The National Capital Commission and the City of Ottawa have issued a call for a consultant to advise them on how climate change will affect local weather patterns over the next 20 to 80 years.
“Both already know the broad trends to expect, but say they need quality climate projections specific to the capital region that all departments can work from,” CBC reports. “Once they have the data in hand, both organizations plan to come up with lists of the biggest risks for their operations—whether that’s flooded shorelines, or major utilities that can be knocked out by storms.”
“Given that we’re experiencing some extreme weather events, for example with the flooding [in Gatineau in 2017], I think there’s a need to do this now,” said NCC project manager Emily Rideout.

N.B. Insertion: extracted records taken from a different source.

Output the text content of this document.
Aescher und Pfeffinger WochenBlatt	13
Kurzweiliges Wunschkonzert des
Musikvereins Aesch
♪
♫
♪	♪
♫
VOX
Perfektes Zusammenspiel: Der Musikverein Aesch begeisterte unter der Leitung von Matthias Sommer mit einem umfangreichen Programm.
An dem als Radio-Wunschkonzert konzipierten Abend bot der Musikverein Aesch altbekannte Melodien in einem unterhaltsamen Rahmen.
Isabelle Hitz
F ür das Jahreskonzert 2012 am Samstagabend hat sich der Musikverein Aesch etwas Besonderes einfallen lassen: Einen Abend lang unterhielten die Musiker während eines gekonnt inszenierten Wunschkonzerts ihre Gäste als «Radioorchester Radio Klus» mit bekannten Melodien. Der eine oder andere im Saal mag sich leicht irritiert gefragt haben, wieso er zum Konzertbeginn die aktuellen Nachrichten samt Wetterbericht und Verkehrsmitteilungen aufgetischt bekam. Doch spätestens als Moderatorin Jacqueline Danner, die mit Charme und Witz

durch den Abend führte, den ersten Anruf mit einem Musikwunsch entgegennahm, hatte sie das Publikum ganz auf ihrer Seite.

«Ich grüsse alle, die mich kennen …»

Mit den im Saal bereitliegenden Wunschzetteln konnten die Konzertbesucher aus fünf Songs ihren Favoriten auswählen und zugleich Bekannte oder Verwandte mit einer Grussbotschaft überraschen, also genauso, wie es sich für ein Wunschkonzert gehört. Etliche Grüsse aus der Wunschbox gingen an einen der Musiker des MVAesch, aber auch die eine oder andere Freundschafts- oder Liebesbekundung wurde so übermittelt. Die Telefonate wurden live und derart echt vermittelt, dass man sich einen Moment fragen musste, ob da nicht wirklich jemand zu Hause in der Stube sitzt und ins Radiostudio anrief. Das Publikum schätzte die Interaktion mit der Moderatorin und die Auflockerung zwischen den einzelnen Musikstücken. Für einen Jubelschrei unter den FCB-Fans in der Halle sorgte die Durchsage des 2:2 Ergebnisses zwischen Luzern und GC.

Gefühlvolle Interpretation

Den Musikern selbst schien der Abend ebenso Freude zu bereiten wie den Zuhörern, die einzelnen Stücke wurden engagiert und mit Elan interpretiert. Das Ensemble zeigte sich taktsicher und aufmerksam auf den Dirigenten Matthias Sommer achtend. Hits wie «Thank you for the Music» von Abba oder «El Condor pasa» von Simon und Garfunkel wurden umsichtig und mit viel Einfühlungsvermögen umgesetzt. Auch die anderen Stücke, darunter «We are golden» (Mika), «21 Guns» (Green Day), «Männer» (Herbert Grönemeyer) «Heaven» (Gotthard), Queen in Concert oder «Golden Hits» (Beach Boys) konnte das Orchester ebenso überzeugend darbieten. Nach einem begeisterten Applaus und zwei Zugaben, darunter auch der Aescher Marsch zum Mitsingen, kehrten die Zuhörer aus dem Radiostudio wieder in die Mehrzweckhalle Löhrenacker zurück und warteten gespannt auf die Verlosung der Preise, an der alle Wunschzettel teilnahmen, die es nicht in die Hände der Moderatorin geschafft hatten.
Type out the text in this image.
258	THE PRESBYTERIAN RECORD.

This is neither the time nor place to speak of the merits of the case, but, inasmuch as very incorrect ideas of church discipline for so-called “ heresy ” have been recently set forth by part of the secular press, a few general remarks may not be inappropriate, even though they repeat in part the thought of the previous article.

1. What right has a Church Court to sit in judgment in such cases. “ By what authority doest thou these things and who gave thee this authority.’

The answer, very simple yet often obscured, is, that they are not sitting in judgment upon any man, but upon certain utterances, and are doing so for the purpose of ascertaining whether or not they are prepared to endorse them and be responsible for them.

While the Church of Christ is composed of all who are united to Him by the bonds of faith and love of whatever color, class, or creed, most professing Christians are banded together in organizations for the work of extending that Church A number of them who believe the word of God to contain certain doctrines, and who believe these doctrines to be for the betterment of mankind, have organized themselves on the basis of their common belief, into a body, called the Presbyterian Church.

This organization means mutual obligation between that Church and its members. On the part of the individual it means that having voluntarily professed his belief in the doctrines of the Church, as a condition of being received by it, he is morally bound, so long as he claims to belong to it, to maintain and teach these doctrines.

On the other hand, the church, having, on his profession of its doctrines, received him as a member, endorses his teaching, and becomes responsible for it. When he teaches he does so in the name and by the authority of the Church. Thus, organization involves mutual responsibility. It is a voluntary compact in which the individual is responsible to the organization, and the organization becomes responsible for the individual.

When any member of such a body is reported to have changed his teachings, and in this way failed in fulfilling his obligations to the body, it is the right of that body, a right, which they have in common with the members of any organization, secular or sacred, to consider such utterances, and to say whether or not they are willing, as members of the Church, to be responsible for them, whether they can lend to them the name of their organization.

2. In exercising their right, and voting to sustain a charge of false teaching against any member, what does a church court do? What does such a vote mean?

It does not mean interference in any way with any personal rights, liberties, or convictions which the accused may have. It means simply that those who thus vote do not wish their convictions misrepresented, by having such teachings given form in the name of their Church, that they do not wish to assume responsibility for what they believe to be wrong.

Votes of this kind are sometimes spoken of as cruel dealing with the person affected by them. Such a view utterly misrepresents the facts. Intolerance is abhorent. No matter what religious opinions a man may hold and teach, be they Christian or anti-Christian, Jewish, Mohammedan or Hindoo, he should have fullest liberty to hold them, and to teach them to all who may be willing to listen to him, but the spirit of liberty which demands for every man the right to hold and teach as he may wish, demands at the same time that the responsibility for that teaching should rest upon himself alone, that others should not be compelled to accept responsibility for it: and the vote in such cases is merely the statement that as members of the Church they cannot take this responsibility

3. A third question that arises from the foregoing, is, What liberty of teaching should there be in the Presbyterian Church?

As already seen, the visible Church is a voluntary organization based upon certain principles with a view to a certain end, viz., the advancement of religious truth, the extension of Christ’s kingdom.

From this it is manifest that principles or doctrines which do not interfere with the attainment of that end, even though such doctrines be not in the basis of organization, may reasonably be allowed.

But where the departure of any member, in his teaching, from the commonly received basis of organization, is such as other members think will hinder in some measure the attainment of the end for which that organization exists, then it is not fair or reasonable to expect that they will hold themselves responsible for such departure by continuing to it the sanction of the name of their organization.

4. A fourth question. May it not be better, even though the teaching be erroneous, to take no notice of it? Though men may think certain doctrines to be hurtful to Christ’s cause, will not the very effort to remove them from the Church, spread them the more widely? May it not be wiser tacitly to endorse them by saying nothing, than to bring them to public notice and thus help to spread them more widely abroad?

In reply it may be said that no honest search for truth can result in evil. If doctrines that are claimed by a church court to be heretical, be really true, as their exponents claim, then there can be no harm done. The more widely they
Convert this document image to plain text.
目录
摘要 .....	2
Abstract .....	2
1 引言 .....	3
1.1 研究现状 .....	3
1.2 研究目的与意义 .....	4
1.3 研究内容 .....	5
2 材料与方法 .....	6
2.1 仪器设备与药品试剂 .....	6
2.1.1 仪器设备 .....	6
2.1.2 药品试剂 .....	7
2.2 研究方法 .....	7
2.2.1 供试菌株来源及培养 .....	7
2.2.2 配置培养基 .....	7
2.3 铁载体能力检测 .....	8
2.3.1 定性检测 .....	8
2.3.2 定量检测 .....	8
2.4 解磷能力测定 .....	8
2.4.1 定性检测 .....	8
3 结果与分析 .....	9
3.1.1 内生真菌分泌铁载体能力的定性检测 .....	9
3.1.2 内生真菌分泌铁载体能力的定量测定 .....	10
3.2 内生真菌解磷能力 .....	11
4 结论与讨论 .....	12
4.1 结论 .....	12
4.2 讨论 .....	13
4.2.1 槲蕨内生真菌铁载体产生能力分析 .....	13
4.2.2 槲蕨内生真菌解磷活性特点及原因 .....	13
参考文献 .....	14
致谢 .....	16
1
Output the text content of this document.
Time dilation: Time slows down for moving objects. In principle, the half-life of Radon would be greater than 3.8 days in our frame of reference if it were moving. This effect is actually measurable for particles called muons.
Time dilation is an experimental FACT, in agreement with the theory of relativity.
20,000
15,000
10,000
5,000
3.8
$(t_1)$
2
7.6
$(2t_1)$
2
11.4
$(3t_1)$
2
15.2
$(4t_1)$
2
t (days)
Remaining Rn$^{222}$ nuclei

CBC notes the NCC, the federal Crown corporation responsible for regional planning, development, and conservation in the Canada’s Capital Region and also the area’s biggest landowner, last commissioned a study of local climate impacts in 2005. It focused on the Rideau Canal skateway, the longest skating rink in the world.
The update will look farther, addressing prospects for Ottawa River flooding, cooling loads that federal buildings will experience during extreme heat waves, and resilience issues for the city’s neighbourhoods.
“Public health officials could use the projections to think about diseases such as Lyme and West Nile, while public works staff might look at the data to think about how power outages affect utilities,” CBC states, citing Julia Robinson, a member of the city’s climate and resilience team.
“This time of year everyone is looking at the potholes, and clearly there is a link between our changing weather patterns and freeze-thaw cycles, and what that means for our road servicing,” Robinson said.
CBC says the NCC and Ottawa set an April 4 deadline for consultants’ proposals, and expect to release a report late this year or early next. Neighbouring Gatineau, Quebec is working on a parallel study that it expects to conclude in 2020.